Sunday, August 4, 2019

Subway Stories: An Observation Toward Forest Hills

He sat next to her on the hard, orange-colored seat in a Queens’s bound subway car, fanning her with a bright pink fan covered in white leaves. He was 65 if a day. The light glinted off his 80s style herringbone necklace. His beard and mustache were close-cropped, well taken care of. His backwards facing cap said Nike.

Her age was indeterminate. She might have been younger than he but from the looks of her, cigarettes and, I don't know, drugs maybe, had taken their toll. She was still attractive in a worn kind of way, but she seemed worn down, tired, but more than tired. She seemed spacey. She grabbed a scarf from her backpack and dabbed it across her face. I couldn't see the wetness she must have felt.

Her bleach blonde hair was brushed straight back from her face and gathered into a short ponytail.
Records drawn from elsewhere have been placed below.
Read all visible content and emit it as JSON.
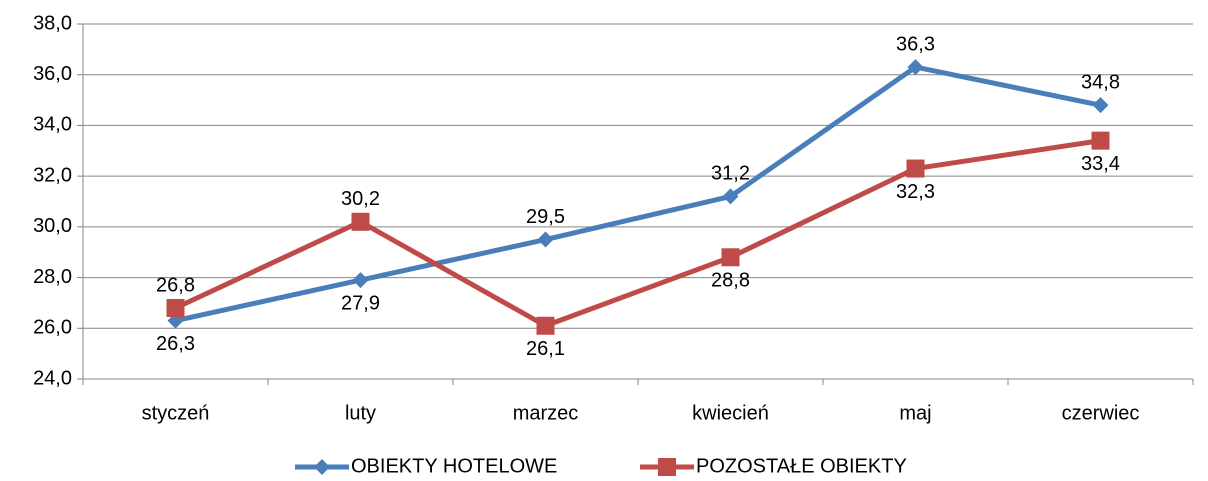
{
  "chart_data": {
    "type": "line",
    "categories": [
      "styczeń",
      "luty",
      "marzec",
      "kwiecień",
      "maj",
      "czerwiec"
    ],
    "series": [
      {
        "name": "OBIEKTY HOTELOWE",
        "color": "#4a7ebb",
        "marker": "diamond",
        "values": [
          26.3,
          27.9,
          29.5,
          31.2,
          36.3,
          34.8
        ],
        "value_labels": [
          "26,3",
          "27,9",
          "29,5",
          "31,2",
          "36,3",
          "34,8"
        ]
      },
      {
        "name": "POZOSTAŁE OBIEKTY",
        "color": "#be4b48",
        "marker": "square",
        "values": [
          26.8,
          30.2,
          26.1,
          28.8,
          32.3,
          33.4
        ],
        "value_labels": [
          "26,8",
          "30,2",
          "26,1",
          "28,8",
          "32,3",
          "33,4"
        ]
      }
    ],
    "ylim": [
      24,
      38
    ],
    "yticks": [
      {
        "value": 24,
        "label": "24,0"
      },
      {
        "value": 26,
        "label": "26,0"
      },
      {
        "value": 28,
        "label": "28,0"
      },
      {
        "value": 30,
        "label": "30,0"
      },
      {
        "value": 32,
        "label": "32,0"
      },
      {
        "value": 34,
        "label": "34,0"
      },
      {
        "value": 36,
        "label": "36,0"
      },
      {
        "value": 38,
        "label": "38,0"
      }
    ],
    "grid": true,
    "legend": "bottom"
  }
}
She was wearing all white. She looked fragile and vicious all at once.

The sores on her leg could have been from over-scratched insect bites. Or cigarette burns. Or they could have been the broken skin of a shin bashed too hard against a coffee table. But to me those glaring sores looked like puss-filled ulcerations the can result in over-active drug use.

Her face was made up. She seemed the type to never leave home without it. But it wasn't garish. Just enough. She knew what she was doing. Her eye lids were lined with long fake lashes that didn’t quite fill the expanse of the full lid. They were generously covered in black mascara, which accentuated the empty spaces on either side.

She leaned over to him and kissed him gently in the cheek. He turned his face so that his lips met hers. Another kiss. He loved her. I could tell. And she loved him. He continued to fan her, loose wisps of her bottle blonde hair blowing back and forth in his created breeze. 

I had heard her mention Forest Hills in her cigarette-choked voice when they first sat down on the train. But Forest Hills didn’t seem like their final destination. 

I never heard his voice, but watched him listen intently to every world she said, fanning, fanning. She closed her eyes and lay her head on his shoulder. I watched as he pulled the bottom of her shirt dress down over a thigh he must have felt was too exposed. He would protect her until he died. I knew it. I bet she knew it too, even if she did seem slightly languid at the time.

I wonder where they were going with their five bags of stuff? I wonder who they were? I’ll never know.